Hi everyone, has someone successfully dealt with `...
# ingestion
c
Hi everyone, has someone successfully dealt with
struct_type
columns? The method here https://datahubproject.io/docs/metadata-ingestion#hive-hive returns only a string column for the highest level, but not the columns below. To illustrate further: I get columnA, but not columnA.subColumnB or columnA.subColumnC.subsubColumnD. I think
sqlalchemy
does not read the column as structured, but pyhive does. Does anyone had a similar use case in the past and can point me to the right direction? Thanks a lo
g
Seems like this is a long-standing limitation of the pyhive library that we use: https://github.com/dropbox/PyHive/issues/121#issuecomment-321133036. The underlying issue is that it maps the struct type (and array/map) to string for some reason https://github.com/dropbox/PyHive/blob/master/pyhive/sqlalchemy_hive.py#L138
d
We have smth similar with ingestions from Avro, get only root fields with struct type in the UI, but in the raw schema we could see the whole struct
c
Hello @gray-shoe-75895, thanks for your reply.

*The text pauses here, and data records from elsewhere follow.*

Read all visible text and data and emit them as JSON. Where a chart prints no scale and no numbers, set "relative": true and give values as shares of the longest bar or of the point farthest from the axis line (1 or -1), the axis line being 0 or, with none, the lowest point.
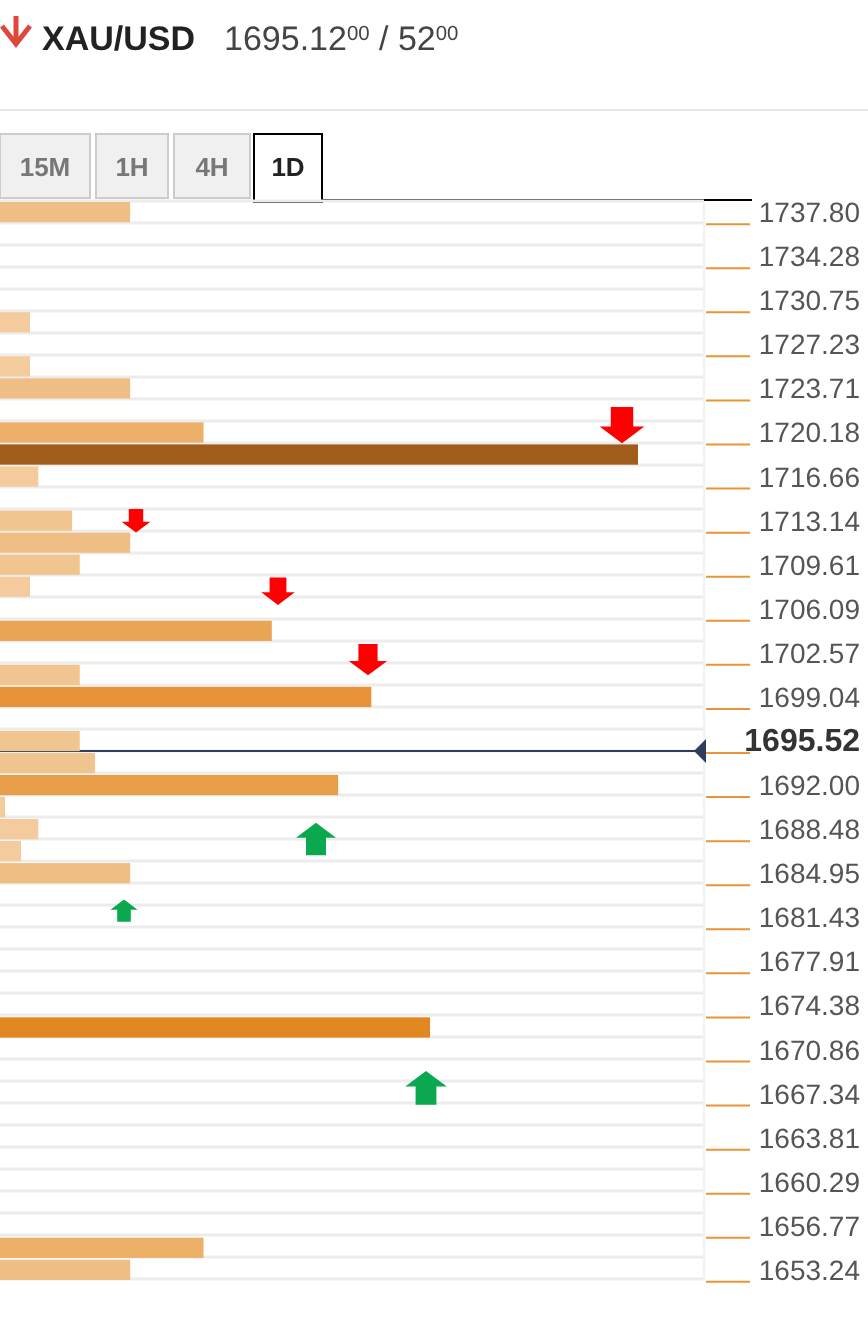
{
  "chart_data": {
    "type": "bar",
    "orientation": "horizontal",
    "relative": true,
    "title": "XAU/USD",
    "subtitle": "1695.12$^{00}$ / 52$^{00}$",
    "annotations": [
      "15M",
      "1H",
      "4H",
      "1D"
    ],
    "categories": [
      "1737.80",
      null,
      "1734.28",
      null,
      "1730.75",
      null,
      "1727.23",
      null,
      "1723.71",
      null,
      "1720.18",
      null,
      "1716.66",
      null,
      "1713.14",
      null,
      "1709.61",
      null,
      "1706.09",
      null,
      "1702.57",
      null,
      "1699.04",
      null,
      "1695.52",
      null,
      "1692.00",
      null,
      "1688.48",
      null,
      "1684.95",
      null,
      "1681.43",
      null,
      "1677.91",
      null,
      "1674.38",
      null,
      "1670.86",
      null,
      "1667.34",
      null,
      "1663.81",
      null,
      "1660.29",
      null,
      "1656.77",
      null,
      "1653.24"
    ],
    "values": [
      0.204,
      null,
      null,
      null,
      null,
      0.047,
      null,
      0.047,
      0.204,
      null,
      0.319,
      1,
      0.06,
      null,
      0.113,
      0.204,
      0.125,
      0.047,
      null,
      0.426,
      null,
      0.125,
      0.582,
      null,
      0.125,
      0.149,
      0.53,
      0.008,
      0.06,
      0.033,
      0.204,
      null,
      null,
      null,
      null,
      null,
      null,
      0.674,
      null,
      null,
      null,
      null,
      null,
      null,
      null,
      null,
      null,
      0.319,
      0.204
    ],
    "colors": [
      "#efbe85",
      null,
      null,
      null,
      null,
      "#f3cb9c",
      null,
      "#f3cb9c",
      "#efbe85",
      null,
      "#ecb068",
      "#a05c1a",
      "#f3cb9c",
      null,
      "#f1c590",
      "#efbe85",
      "#f1c590",
      "#f3cb9c",
      null,
      "#e9a456",
      null,
      "#f1c590",
      "#e8923a",
      null,
      "#f1c590",
      "#f0c48e",
      "#e89d48",
      "#f3cb9c",
      "#f3cb9c",
      "#f3cb9c",
      "#efbe85",
      null,
      null,
      null,
      null,
      null,
      null,
      "#e2871f",
      null,
      null,
      null,
      null,
      null,
      null,
      null,
      null,
      null,
      "#ecb068",
      "#efbe85"
    ],
    "grid": true,
    "ref_lines": [
      {
        "axis": "y",
        "value": "1695.52",
        "color": "#2c3e5c"
      }
    ]
  }
}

Yes, I saw that issue on github as well. This is quite a limitation for us as one very important table has a struct type that we would like to solve into columns in datahub. We could use mysql as connector instead but I guess that would not change anything?
g
Yep using the mysql connector instead likely won’t help here
l
We will find a workaround for this
c
bump
m
Hi @colossal-furniture-76714, We have found a way to parse DDL structs and still ingest data through sqlalchemy/pyhive. I will keep this thread updated on it.
Also, thank you for sharing the details of the workaround you suggested 🙂
c
Ok, thanks that sounds great. Do you use pyhive to connect to spark?
There is another problem with this connection as pyhive does not speak spark sql dialect properly yet.
Would be happy if you share your results here.